This was brewed in early December after a series of conversations I had had with Jon Comer at Arbor; it was also inspired by a review in Beer Advocate of a beer called Hoponious Union. I kinda liked the idea of merging the clean canvas of colour that lagering brings to the bruising, one night stand of pungency that hops can come up with. So this was my idea but Arbor facilitated it and this is the result.
[clears throat, looks at the audience, acknowledges the pianist]
A burnished,
well-polished, buffed-up, sleepy-eyed chestnut in colour, the sort of wine-dark
sea colour that is suggestive in the northern European mind of chestnuts
roasting by the fire in the middle of winter; the nose is as shy as a young
child in a family snap, hiding but still wanting to be seen. Nose is almost
like what you would imagine an orange pie to smell like; an orange liqueur
perhaps; the straitened lace of toasted grain; the licentiousness of alcohol. A
moth might want to drink this, but it would be wrong to offer it to a moth, but
on the other hand how to bother this moth with a description? Here goes.

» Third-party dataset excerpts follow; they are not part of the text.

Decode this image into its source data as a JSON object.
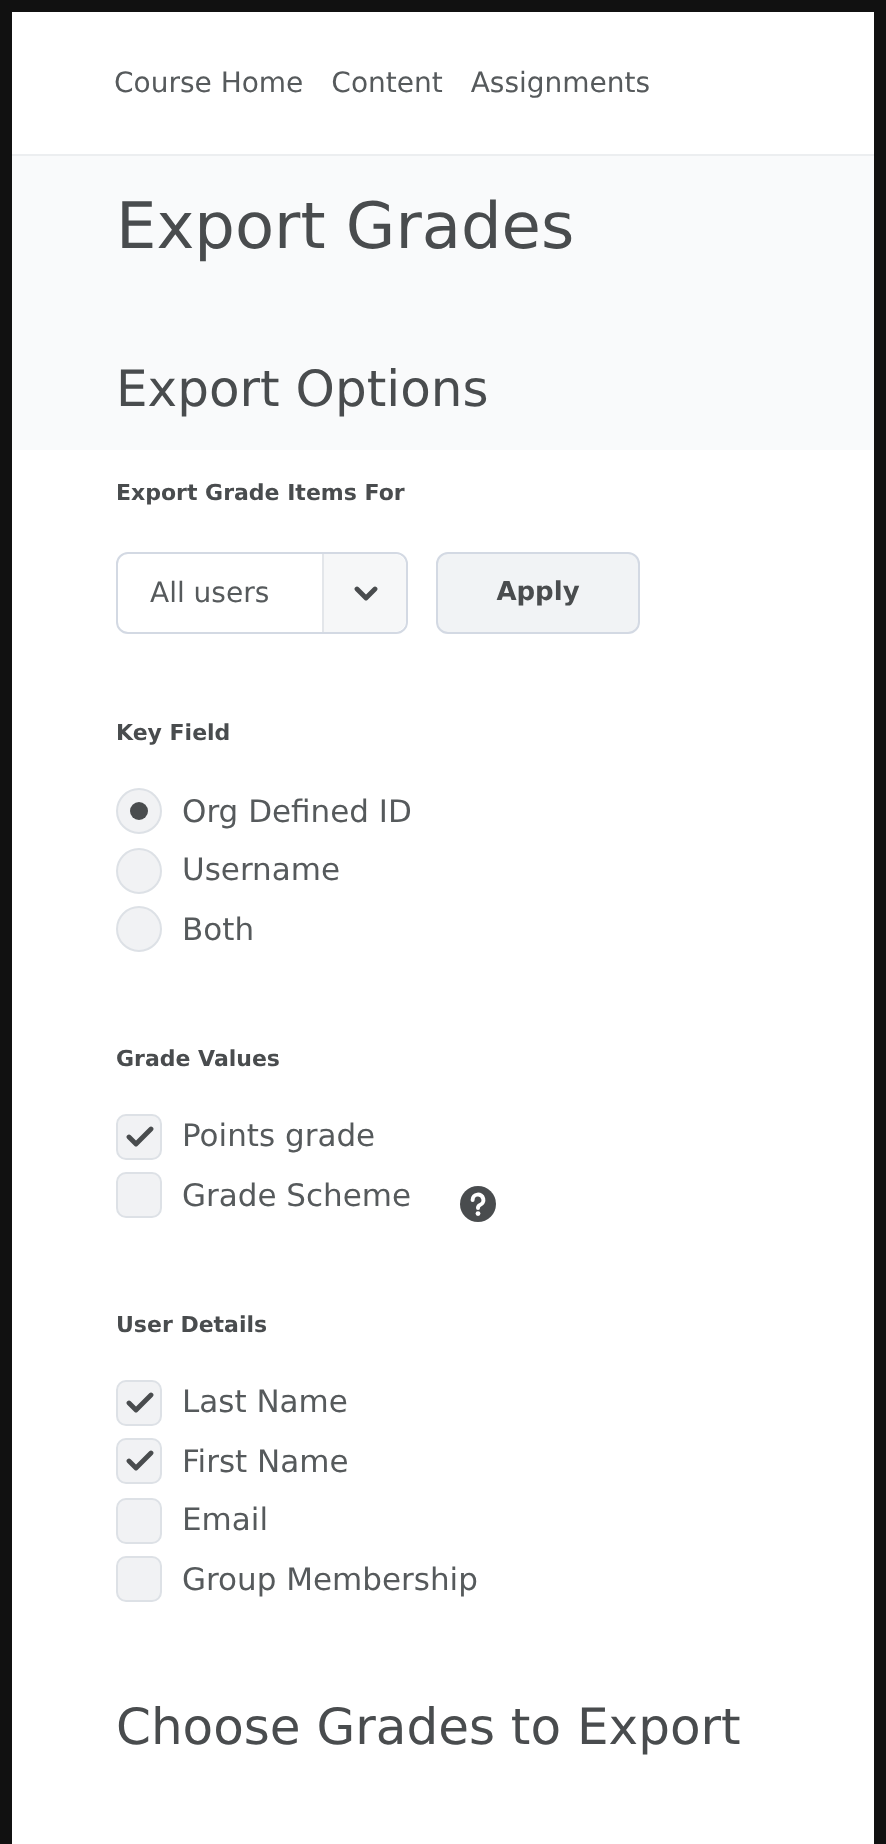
{
  "nav": [
    {
      "label": "Course Home"
    },
    {
      "label": "Content"
    },
    {
      "label": "Assignments"
    }
  ],
  "page_title": "Export Grades",
  "export_options": {
    "heading": "Export Options",
    "items_label": "Export Grade Items For",
    "select": {
      "value": "All users"
    },
    "apply_button": "Apply"
  },
  "groups": [
    {
      "label": "Key Field",
      "kind": "radio",
      "options": [
        {
          "label": "Org Defined ID",
          "selected": true
        },
        {
          "label": "Username",
          "selected": false
        },
        {
          "label": "Both",
          "selected": false
        }
      ]
    },
    {
      "label": "Grade Values",
      "kind": "checkbox",
      "options": [
        {
          "label": "Points grade",
          "checked": true,
          "help": false
        },
        {
          "label": "Grade Scheme",
          "checked": false,
          "help": true
        }
      ]
    },
    {
      "label": "User Details",
      "kind": "checkbox",
      "options": [
        {
          "label": "Last Name",
          "checked": true,
          "help": false
        },
        {
          "label": "First Name",
          "checked": true,
          "help": false
        },
        {
          "label": "Email",
          "checked": false,
          "help": false
        },
        {
          "label": "Group Membership",
          "checked": false,
          "help": false
        }
      ]
    }
  ],
  "next_heading": "Choose Grades to Export"
}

The
soft brushed skin of ripe peach, the sweetness of the malt bill, the luscious,
lubricious touch of citrus on the tongue before it all tumbles down a dry,
dusty, sweetened ravine of a finish, the sort of gulch, ravine, whatever, you
will have seen in a Tarantino movie. It’s a bock in the sense that it’s sweet
and alcoholic; it’s been lagered so it’s released from the pain of estery
fruitiness so it’s a bock; but on the other hand the hops of which there are
many kick the beer into a newer sensory territory. Hey it’s an India Pale Bock.
Styles are like tomorrow’s parties at which you never intend to turn up.